What is not understood that well by the markets is that gold does cannot be defined as either an asset or as cash. If one does not understand what gold really is then we will misread gold's performance in the future. For the future we are looking at shows that some if not all the conditions we have just mentioned are headed our way soon.
It is therefore critical that we understand what gold really is.
In the developed world gold is seen either as an asset or a commodity as result of over 40 years of indoctrination by developed world's central banks through programs that have attempted to discredit it. In the last 15 years of last century these attempts succeeded as gold fell from $850 to $275 in 1999. But then reality kicked in as the central banks of Europe, while carefully setting up a program of selling some gold, reaffirmed it as an important reserve asset. Since then the Basel accord on banking has defined it as an asset in central banks as a Reserve Asset, in Commercial bank balance sheets as a Tier 1 Balance Sheet Asset and in other institutional portfolios it is treated as a counter to other assets there and as a 'balancing' asset. In the hands of individual investors it is treated either as a source of either long-term or short-term profits or a long-term, financial-security-providing asset.
The world is divided into two halves when it comes to gold. In the developed world it is seen primarily as asset with even Mr.

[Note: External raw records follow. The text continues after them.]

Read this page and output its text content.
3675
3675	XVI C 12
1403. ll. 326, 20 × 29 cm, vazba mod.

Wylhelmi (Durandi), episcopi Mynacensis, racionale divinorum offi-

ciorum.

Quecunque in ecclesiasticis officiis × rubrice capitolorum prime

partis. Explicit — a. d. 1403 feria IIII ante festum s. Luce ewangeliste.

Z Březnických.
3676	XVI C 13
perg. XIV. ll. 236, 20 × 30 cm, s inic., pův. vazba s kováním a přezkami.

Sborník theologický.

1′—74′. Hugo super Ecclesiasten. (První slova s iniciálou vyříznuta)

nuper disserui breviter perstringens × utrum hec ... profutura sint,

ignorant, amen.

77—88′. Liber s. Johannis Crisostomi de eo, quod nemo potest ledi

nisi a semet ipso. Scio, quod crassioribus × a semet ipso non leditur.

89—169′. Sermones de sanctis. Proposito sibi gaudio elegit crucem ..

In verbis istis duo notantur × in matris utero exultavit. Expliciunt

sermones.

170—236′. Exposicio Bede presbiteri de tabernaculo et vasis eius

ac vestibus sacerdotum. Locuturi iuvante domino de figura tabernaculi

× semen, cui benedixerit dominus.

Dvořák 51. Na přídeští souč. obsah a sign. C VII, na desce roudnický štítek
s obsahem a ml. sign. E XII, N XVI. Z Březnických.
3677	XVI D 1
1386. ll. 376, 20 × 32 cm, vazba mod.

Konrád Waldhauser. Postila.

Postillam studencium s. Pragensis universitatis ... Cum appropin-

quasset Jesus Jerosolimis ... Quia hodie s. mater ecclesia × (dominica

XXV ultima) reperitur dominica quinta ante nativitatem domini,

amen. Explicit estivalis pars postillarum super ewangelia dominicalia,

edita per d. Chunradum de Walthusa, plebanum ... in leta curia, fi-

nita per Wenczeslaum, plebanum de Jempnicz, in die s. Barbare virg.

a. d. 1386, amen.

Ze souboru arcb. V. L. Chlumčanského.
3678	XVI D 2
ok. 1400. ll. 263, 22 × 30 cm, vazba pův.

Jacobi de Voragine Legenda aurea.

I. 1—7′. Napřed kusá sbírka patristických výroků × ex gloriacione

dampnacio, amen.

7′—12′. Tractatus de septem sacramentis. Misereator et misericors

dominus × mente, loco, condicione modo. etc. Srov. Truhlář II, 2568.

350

Ben Bernanke, in front of a Senate Committee, stating that gold was not money. As an asset it has been treated there as a counter to growth and to equities. That explains the performance of gold in the U.S. over the last two years. The sell-off of gold from the U.S.-based gold ETFs has described this perfectly. This has now halted.
When Alan Greenspan wrote his favorable, famous essay on gold well before he became the head of the Fed, he stated that "Gold is money, in extremis". What does that mean? It means that gold is money when times are extreme. When is that? In financial terms it means that it is money when government issued money [currencies] is not functioning as it should.
As we said at the outset, another condition that is "in extremis" is when confidence is lost in a currency by its users. Such extreme conditions come about in wars, currency wars, runaway inflation and runaway deflation. It happens when confidence in an economy and that nation's currency is lost, internationally, too.
We need to emphasize strongly that gold is across the world cash the same as currency, even when currencies are rejected as money. You can take a Peso, a Rand, a Euro to Mongolia and they will not recognize them as money. To those people they are, at best, some foreign government's paper IOU redeemable only in areas that recognize them. But take gold anywhere in the world it is money, even in Mongolia.
The major point you as the reader should take away from this article is that Gold is both an asset and cash. In good times it is an asset. In bad times it is cash. The functioning as one or the other depends on the times we have around us, both locally and internationally.
With the Yuan approaching full convertibility and the status of a global reserve currency, extreme monetary conditions lie just ahead.
In such times gold will facilitate global capital and payment exchanges. That's why China is buying as much as it can now. In time, we expect the rest of the world to take gold wherever and from whomever it can, including its citizens, so that their global monetary interchange is both secured and facilitated by gold in the future.
Yes, this does mean that they will use whatever means they can to take gold from their citizen, including confiscation when the time arrives.
But it means that not only should you hold your gold for the long-term, you should hold it in a way that will protect you from confiscation by your government and leaving you out of harm's way.